I think therefore I am . . . right?

I was reading Sarah Knox's blog last night, and I felt a little overwhelmed. Maybe it was because it was really late and I was tired, but her contemplations of everything happening in the mind made me wonder if I was actually there reading, or if I was dreaming I was reading, because I had seen it earlier that day- I had skimmed it, and maybe I was just filling in the blanks that I couldn't remember. She mentioned how powerful dreams can be- how you can dream about someone or something and the emotions attached to that dream splash into "real" life. But are we truly real? Derrida had those same issues back in the day, pondering God, the world and his own existence. He came up with the famous, "I think, therefore I am" and a bunch of other math/philosophy stuff. It's kind of subjective though. I think, sometimes, but that reality- the stuff I see is different from what others think and see. Is there an all encompassing "reality?" I think it's easier to share a dream than the "truth," whatever that is. Maybe the world itself is the dream that we share. Reality lies only in the mind of the individual, so those things we do to express that reality is our attempt to communicate it to others, but it doesn't always stick. Of course, this is only speculative. It may not be true. Or it might. Does that really matter?

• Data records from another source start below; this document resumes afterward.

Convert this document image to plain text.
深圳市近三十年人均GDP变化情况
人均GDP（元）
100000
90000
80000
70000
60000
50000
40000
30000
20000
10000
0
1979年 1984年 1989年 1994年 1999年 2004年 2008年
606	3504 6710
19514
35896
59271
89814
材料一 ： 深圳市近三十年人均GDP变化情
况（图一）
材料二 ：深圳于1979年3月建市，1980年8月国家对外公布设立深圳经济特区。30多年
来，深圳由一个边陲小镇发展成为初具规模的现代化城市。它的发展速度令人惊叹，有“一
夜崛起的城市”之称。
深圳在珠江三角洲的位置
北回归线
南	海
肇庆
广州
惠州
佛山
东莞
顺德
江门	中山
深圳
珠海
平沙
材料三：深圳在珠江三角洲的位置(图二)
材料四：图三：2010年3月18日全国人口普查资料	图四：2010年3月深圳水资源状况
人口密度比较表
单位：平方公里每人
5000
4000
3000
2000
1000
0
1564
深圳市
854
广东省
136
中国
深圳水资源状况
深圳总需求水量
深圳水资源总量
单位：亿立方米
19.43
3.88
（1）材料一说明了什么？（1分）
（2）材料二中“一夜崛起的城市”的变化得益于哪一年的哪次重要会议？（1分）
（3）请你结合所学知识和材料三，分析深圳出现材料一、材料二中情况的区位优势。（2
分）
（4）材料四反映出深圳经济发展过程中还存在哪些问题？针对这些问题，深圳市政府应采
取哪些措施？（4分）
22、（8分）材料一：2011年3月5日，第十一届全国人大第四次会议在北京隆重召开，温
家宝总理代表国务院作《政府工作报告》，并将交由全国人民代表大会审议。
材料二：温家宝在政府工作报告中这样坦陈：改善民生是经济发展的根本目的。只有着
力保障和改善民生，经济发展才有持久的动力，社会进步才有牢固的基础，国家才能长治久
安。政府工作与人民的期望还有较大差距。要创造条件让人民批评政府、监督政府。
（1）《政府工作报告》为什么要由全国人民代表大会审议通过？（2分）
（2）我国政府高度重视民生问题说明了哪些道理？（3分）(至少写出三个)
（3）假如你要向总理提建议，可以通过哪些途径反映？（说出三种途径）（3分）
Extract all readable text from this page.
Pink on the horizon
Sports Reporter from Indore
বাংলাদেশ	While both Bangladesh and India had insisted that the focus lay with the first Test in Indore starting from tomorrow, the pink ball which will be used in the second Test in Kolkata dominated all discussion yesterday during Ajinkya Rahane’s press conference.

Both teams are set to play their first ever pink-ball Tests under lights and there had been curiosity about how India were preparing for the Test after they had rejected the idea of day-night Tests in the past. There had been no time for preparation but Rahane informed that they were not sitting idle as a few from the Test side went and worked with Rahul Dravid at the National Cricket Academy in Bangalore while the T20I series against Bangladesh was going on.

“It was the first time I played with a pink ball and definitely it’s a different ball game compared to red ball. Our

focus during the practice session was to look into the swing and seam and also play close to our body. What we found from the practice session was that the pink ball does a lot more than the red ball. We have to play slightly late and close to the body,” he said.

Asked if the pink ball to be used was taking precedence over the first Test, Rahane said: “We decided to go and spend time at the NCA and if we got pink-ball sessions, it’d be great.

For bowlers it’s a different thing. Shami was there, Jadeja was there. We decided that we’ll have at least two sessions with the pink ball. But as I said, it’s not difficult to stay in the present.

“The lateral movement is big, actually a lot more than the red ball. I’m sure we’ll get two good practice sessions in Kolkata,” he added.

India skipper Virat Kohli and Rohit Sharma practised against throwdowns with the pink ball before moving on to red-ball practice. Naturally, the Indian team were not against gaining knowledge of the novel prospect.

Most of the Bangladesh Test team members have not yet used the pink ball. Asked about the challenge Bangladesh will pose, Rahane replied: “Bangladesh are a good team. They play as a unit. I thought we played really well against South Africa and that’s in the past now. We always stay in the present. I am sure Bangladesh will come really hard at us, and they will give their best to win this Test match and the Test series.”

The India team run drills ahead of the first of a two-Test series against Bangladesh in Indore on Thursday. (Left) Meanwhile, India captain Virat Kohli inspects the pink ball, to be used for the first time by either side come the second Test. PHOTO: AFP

I read an interesting essay about the red and blue pill that Neo has to choose between. http://www.arrod.co.uk/essays/matrix.php In a few classes I've had with the same professor, he's asked us which one we would take, the red or the blue. The red tells us that secret- "What is the Matrix?" and the other lets us stay in the dream world, asleep. Do we really wake up though? I think we may just find ourselves in another layer of another man's dreams. It could be that the reality, I though existed in each person, is really just my own dream. Or maybe all of those realities, if they do exist, are just dreams that globbed together to make one huge dream that we all live in. We are deceived, delusional, dreaming. Or maybe those dreams are the only reality that exist, but we are too scared to explore that realm. Does your head hurt yet? Mind does.